>HDDs typically have a BER (Bit Error Rate) of 1 in 1015, meaning some incorrect...

allanjude · 2026-01-22T19:04:35 1769108675

RAID would only be able to recover if it KNEW the data was wrong.

Without a checksum, hardware RAID has no way to KNOW it needs to use the parity to correct the block.

iberator · 2026-01-20T12:21:56 1768911716

This is pure theory. Ber shouldn't be counted per sector etc? We shouldn't tread all disk space as single entity, IMO

thfuran · 2026-01-20T14:08:23 1768918103

Why would that make a difference unless some sectors have higher/lower error rates than others?

Dylan16807 · 2026-01-20T14:55:25 1768920925

For a fixed bit error rate, making your typical error 100x bigger means it will happen 100x less often.

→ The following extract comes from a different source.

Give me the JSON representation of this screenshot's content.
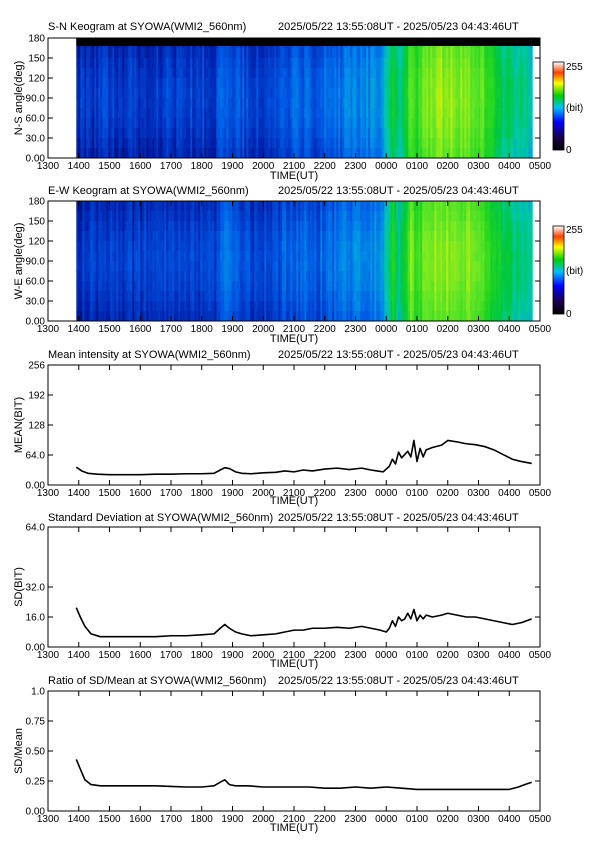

If the typical error is an entire sector, that's over 30 thousand bits. 1:1e15 BER could mean 1 corrupted bit every 100 terabytes or it could mean 1 corrupted sector every 4 exabytes. Or anything in between. If there's any more detailed spec for what that number means, I'd love to see it.

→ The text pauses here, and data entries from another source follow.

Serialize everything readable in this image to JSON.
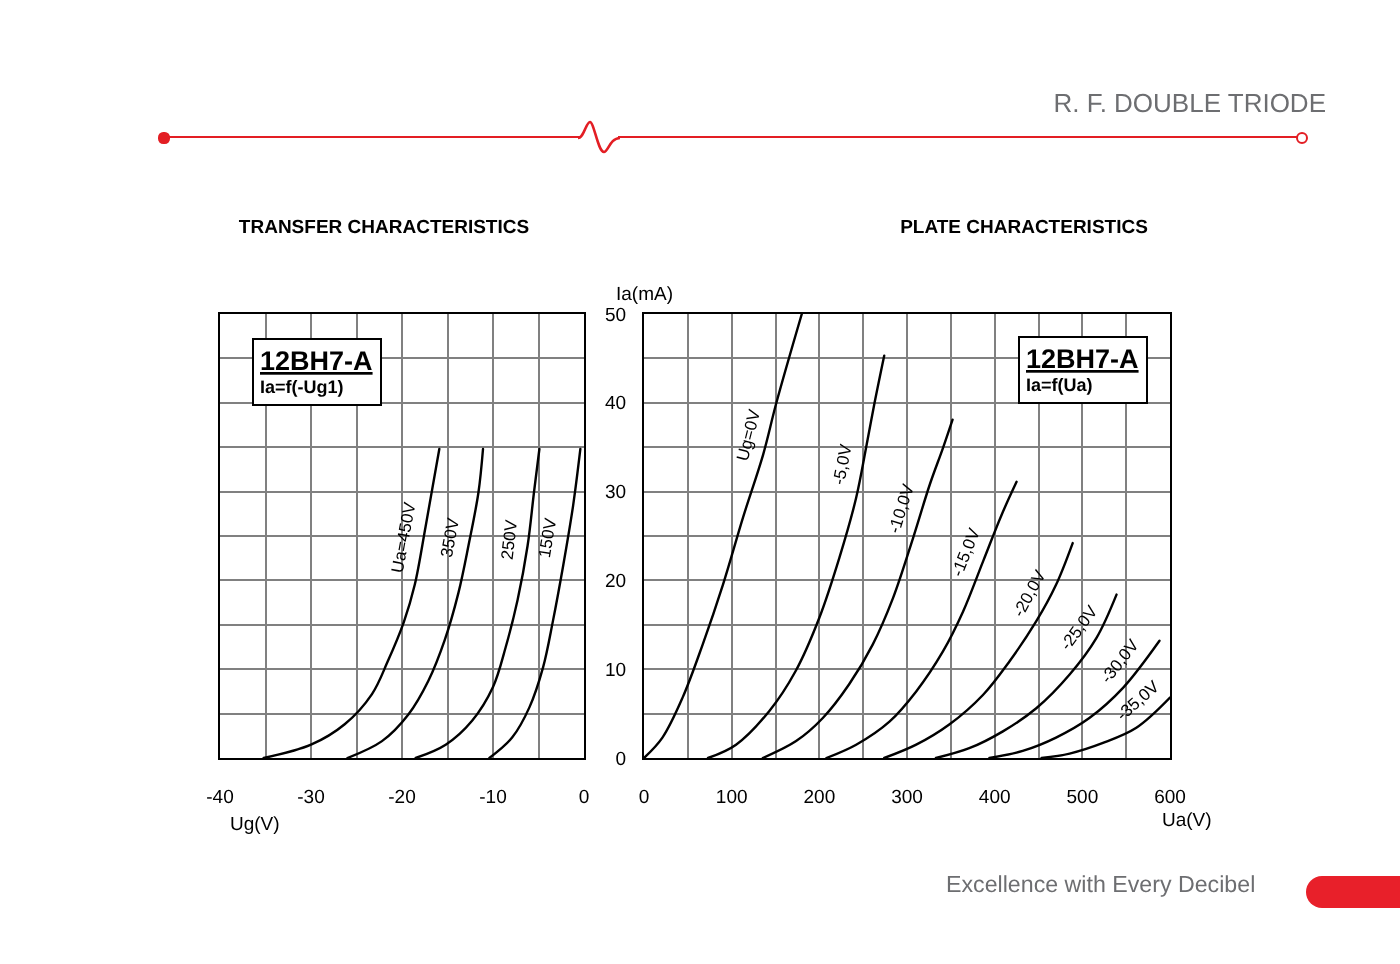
{
  "chart_data": [
    {
      "type": "line",
      "title": "TRANSFER CHARACTERISTICS",
      "xlabel": "Ug(V)",
      "annotations": [
        "12BH7-A",
        "Ia=f(-Ug1)"
      ],
      "xlim": [
        -40,
        0
      ],
      "xticks": [
        -40,
        {
          "value": -35,
          "label": null
        },
        -30,
        {
          "value": -25,
          "label": null
        },
        -20,
        {
          "value": -15,
          "label": null
        },
        -10,
        {
          "value": -5,
          "label": null
        },
        0
      ],
      "ylim": [
        0,
        50
      ],
      "yticks": [
        0,
        {
          "value": 5,
          "label": null
        },
        10,
        {
          "value": 15,
          "label": null
        },
        20,
        {
          "value": 25,
          "label": null
        },
        30,
        {
          "value": 35,
          "label": null
        },
        40,
        {
          "value": 45,
          "label": null
        },
        50
      ],
      "tick_labels": "x",
      "grid": true,
      "marker": "none",
      "series": [
        {
          "name": "Ua=450V",
          "color": "#000000",
          "x": [
            -35.2,
            -30,
            -26.3,
            -23.3,
            -21.6,
            -19.8,
            -18.6,
            -17.4,
            -15.9
          ],
          "values": [
            0,
            1.5,
            3.8,
            7.2,
            10.8,
            15.3,
            19.5,
            26.1,
            34.8
          ]
        },
        {
          "name": "350V",
          "color": "#000000",
          "x": [
            -26,
            -22.2,
            -19.3,
            -17.1,
            -15.3,
            -13.8,
            -12.7,
            -11.6,
            -11.1
          ],
          "values": [
            0,
            1.9,
            4.9,
            8.7,
            13.3,
            18.6,
            23.9,
            29.9,
            34.8
          ]
        },
        {
          "name": "250V",
          "color": "#000000",
          "x": [
            -18.5,
            -15.2,
            -12.3,
            -10,
            -8.6,
            -7.3,
            -6.2,
            -5.5,
            -4.9
          ],
          "values": [
            0,
            1.5,
            4.2,
            8,
            12.5,
            17.8,
            23.9,
            29.9,
            34.8
          ]
        },
        {
          "name": "150V",
          "color": "#000000",
          "x": [
            -10.4,
            -7.9,
            -6,
            -4.5,
            -3.4,
            -2.3,
            -1.2,
            -0.4
          ],
          "values": [
            0,
            2.3,
            5.7,
            10.2,
            15.5,
            21.6,
            28.4,
            34.8
          ]
        }
      ]
    },
    {
      "type": "line",
      "title": "PLATE CHARACTERISTICS",
      "xlabel": "Ua(V)",
      "ylabel": "Ia(mA)",
      "annotations": [
        "12BH7-A",
        "Ia=f(Ua)",
        "R. F. DOUBLE TRIODE",
        "Excellence with Every Decibel"
      ],
      "xlim": [
        0,
        600
      ],
      "xticks": [
        0,
        {
          "value": 50,
          "label": null
        },
        100,
        {
          "value": 150,
          "label": null
        },
        200,
        {
          "value": 250,
          "label": null
        },
        300,
        {
          "value": 350,
          "label": null
        },
        400,
        {
          "value": 450,
          "label": null
        },
        500,
        {
          "value": 550,
          "label": null
        },
        600
      ],
      "ylim": [
        0,
        50
      ],
      "yticks": [
        0,
        {
          "value": 5,
          "label": null
        },
        10,
        {
          "value": 15,
          "label": null
        },
        20,
        {
          "value": 25,
          "label": null
        },
        30,
        {
          "value": 35,
          "label": null
        },
        40,
        {
          "value": 45,
          "label": null
        },
        50
      ],
      "grid": true,
      "marker": "none",
      "series": [
        {
          "name": "Ug=0V",
          "color": "#000000",
          "x": [
            0,
            21,
            44,
            67,
            90,
            113,
            136,
            151,
            180
          ],
          "values": [
            0,
            2.3,
            6.8,
            12.8,
            19.5,
            27.1,
            34.2,
            40,
            50
          ]
        },
        {
          "name": "-5,0V",
          "color": "#000000",
          "x": [
            73,
            105,
            143,
            173,
            200,
            223,
            242,
            254,
            263,
            274
          ],
          "values": [
            0,
            1.5,
            5.3,
            9.8,
            15.8,
            22.6,
            29.3,
            35.3,
            40,
            45.3
          ]
        },
        {
          "name": "-10,0V",
          "color": "#000000",
          "x": [
            135.5,
            173.5,
            204,
            234,
            261,
            284,
            307,
            326,
            341,
            352
          ],
          "values": [
            0,
            1.9,
            4.5,
            8.3,
            12.8,
            18,
            24.8,
            30.8,
            34.9,
            38.1
          ]
        },
        {
          "name": "-15,0V",
          "color": "#000000",
          "x": [
            208,
            242,
            280,
            310.5,
            341,
            364,
            387,
            408,
            425
          ],
          "values": [
            0,
            1.5,
            4.1,
            7.5,
            12,
            16.5,
            22.2,
            27.4,
            31.1
          ]
        },
        {
          "name": "-20,0V",
          "color": "#000000",
          "x": [
            274,
            310.5,
            348.6,
            386.6,
            417,
            447.5,
            470,
            489
          ],
          "values": [
            0,
            1.5,
            3.8,
            7.1,
            10.9,
            15.4,
            19.5,
            24.2
          ]
        },
        {
          "name": "-25,0V",
          "color": "#000000",
          "x": [
            333,
            371,
            409.4,
            447.5,
            485.5,
            516,
            539
          ],
          "values": [
            0,
            1.1,
            3,
            5.6,
            9.4,
            13.5,
            18.4
          ]
        },
        {
          "name": "-30,0V",
          "color": "#000000",
          "x": [
            394,
            432,
            470,
            508,
            546.4,
            588
          ],
          "values": [
            0,
            0.8,
            2.3,
            4.5,
            7.9,
            13.2
          ]
        },
        {
          "name": "-35,0V",
          "color": "#000000",
          "x": [
            453.5,
            485.5,
            523.6,
            561.6,
            600
          ],
          "values": [
            0,
            0.5,
            1.7,
            3.4,
            6.8
          ]
        }
      ]
    }
  ]
}
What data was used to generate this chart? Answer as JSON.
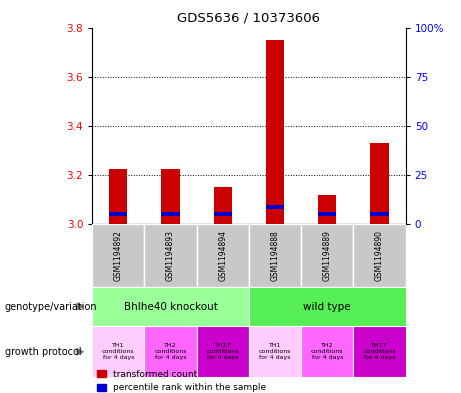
{
  "title": "GDS5636 / 10373606",
  "samples": [
    "GSM1194892",
    "GSM1194893",
    "GSM1194894",
    "GSM1194888",
    "GSM1194889",
    "GSM1194890"
  ],
  "red_values": [
    3.225,
    3.225,
    3.15,
    3.75,
    3.12,
    3.33
  ],
  "blue_values": [
    3.04,
    3.04,
    3.04,
    3.07,
    3.04,
    3.04
  ],
  "ylim_left": [
    3.0,
    3.8
  ],
  "yticks_left": [
    3.0,
    3.2,
    3.4,
    3.6,
    3.8
  ],
  "ylim_right": [
    0,
    100
  ],
  "yticks_right": [
    0,
    25,
    50,
    75,
    100
  ],
  "yticklabels_right": [
    "0",
    "25",
    "50",
    "75",
    "100%"
  ],
  "red_color": "#cc0000",
  "blue_color": "#0000cc",
  "sample_bg_color": "#c8c8c8",
  "knockout_color": "#99ff99",
  "wildtype_color": "#55ee55",
  "growth_colors": [
    "#ffccff",
    "#ff66ff",
    "#cc00cc",
    "#ffccff",
    "#ff66ff",
    "#cc00cc"
  ],
  "growth_labels": [
    "TH1\nconditions\nfor 4 days",
    "TH2\nconditions\nfor 4 days",
    "TH17\nconditions\nfor 4 days",
    "TH1\nconditions\nfor 4 days",
    "TH2\nconditions\nfor 4 days",
    "TH17\nconditions\nfor 4 days"
  ],
  "legend_red": "transformed count",
  "legend_blue": "percentile rank within the sample",
  "label_geno": "genotype/variation",
  "label_growth": "growth protocol"
}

digiown · 2026-01-20T14:14:39 1768918479

This stat is also complete bullshit. If it were true, your scrubs of any 20+TB pool would get at least corrected errors quite frequently. But this is not the case.

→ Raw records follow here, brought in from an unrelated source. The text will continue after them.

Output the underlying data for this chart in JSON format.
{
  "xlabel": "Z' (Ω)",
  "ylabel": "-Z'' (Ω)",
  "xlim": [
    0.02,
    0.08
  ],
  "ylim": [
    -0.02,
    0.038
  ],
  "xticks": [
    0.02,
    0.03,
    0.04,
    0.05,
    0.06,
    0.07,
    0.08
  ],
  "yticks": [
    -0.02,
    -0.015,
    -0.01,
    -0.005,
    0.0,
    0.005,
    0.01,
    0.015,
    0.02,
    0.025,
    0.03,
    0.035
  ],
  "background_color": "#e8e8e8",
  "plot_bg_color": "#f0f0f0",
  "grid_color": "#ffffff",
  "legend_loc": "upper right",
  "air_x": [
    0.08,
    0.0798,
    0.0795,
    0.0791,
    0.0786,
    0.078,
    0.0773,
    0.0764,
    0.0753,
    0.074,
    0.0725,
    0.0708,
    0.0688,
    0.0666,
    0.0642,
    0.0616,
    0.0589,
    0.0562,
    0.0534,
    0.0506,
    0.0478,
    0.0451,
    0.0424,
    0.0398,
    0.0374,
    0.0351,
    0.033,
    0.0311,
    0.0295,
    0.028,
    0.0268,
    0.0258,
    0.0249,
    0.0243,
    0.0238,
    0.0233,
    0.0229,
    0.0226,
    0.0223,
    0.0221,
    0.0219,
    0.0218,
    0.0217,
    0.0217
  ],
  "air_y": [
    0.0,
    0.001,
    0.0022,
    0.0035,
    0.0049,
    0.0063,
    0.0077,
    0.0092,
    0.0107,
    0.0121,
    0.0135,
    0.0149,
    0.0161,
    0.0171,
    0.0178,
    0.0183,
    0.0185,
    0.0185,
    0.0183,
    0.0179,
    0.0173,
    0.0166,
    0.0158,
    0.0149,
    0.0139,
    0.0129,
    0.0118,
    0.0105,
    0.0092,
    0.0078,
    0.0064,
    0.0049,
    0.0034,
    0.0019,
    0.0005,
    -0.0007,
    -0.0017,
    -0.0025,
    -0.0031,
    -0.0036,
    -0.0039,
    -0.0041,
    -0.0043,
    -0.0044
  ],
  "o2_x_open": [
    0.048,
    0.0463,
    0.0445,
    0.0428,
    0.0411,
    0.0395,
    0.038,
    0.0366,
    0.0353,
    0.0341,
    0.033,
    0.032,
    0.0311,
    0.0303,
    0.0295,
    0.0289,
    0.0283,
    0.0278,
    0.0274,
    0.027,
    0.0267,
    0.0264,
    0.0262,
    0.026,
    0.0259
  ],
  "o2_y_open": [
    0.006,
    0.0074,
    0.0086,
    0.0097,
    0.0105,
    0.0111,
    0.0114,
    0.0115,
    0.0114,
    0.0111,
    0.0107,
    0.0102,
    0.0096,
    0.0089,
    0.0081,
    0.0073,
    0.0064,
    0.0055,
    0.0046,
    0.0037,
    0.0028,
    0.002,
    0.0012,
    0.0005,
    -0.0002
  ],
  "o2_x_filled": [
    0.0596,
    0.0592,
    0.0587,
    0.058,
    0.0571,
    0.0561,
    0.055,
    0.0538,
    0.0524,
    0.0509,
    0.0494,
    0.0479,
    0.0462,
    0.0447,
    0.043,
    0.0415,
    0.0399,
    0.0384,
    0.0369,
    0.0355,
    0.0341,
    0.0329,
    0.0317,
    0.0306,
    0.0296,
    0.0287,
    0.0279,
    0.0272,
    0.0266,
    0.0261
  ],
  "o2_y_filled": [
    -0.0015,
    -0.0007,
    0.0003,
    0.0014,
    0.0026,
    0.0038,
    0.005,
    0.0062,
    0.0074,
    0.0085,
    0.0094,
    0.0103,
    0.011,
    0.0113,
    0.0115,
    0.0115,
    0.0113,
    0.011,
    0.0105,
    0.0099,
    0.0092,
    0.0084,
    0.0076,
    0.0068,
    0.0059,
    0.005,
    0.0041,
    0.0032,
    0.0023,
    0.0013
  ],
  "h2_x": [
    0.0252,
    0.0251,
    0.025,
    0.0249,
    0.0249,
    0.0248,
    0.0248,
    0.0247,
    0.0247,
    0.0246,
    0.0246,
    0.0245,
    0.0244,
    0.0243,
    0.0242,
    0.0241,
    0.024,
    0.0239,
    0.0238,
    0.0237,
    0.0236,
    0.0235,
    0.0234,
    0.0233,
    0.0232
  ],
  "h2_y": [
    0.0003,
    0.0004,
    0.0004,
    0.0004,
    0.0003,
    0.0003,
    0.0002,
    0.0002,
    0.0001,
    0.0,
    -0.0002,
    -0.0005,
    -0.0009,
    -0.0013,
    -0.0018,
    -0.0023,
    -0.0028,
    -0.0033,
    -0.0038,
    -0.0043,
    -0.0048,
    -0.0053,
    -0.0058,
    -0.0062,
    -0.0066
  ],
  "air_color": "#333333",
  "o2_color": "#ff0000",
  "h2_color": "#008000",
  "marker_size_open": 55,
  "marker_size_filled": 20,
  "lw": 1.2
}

The consumer grade drives are often given an even lower spec of 1 in 1e14. For a 20TB drive, that's more than one error every scrub, which does not happen. I don't know about you, but I would not consider a drive to be functional at all if reading it out in full would produce more than one error on average. Pretty much nothing said on that datasheet reflects reality.

alexfoo · 2026-01-20T15:41:23 1768923683

> This stat is also complete bullshit. If it were true, your scrubs of any 20+TB pool would get at least corrected errors quite frequently. But this is not the case.

I would expect the ZFS code is written with the expected BER in mind. If it reads something, computes the checksum and goes "uh oh" then it will probably first re-read the block/sector, see that the result is different, possibly re-read it a third time and if all OK continue on without even bothering to log an obvious BER related error. I would expect it only bothers to log or warn about something when it repeatedly reads the same data that breaks the checksum.

Caveat Reddit but https://www.reddit.com/r/zfs/comments/3gpkm9/statistics_on_r... has some useful info in it. The OP starts off with a similar premise that a BER of 10^-14 is rubbish but then people in charge of very large pools of drives wade in with real world experience to give more context.

digiown · 2026-01-20T19:30:43 1768937443

That's some very old data. I'm curious as to how stuff have changed with all the new advancements like helium drives, HAMR, etc. From the stats Backblaze helpfully publish, I feel like the huge amount of variance between models far outweigh the importance of this specific stat in terms of considering failure risks.

I also thought that it's "URE", i.e. unrecoverable with all the correction mechanisms. I'm aware that drives use various ways to protect against bitrot internally.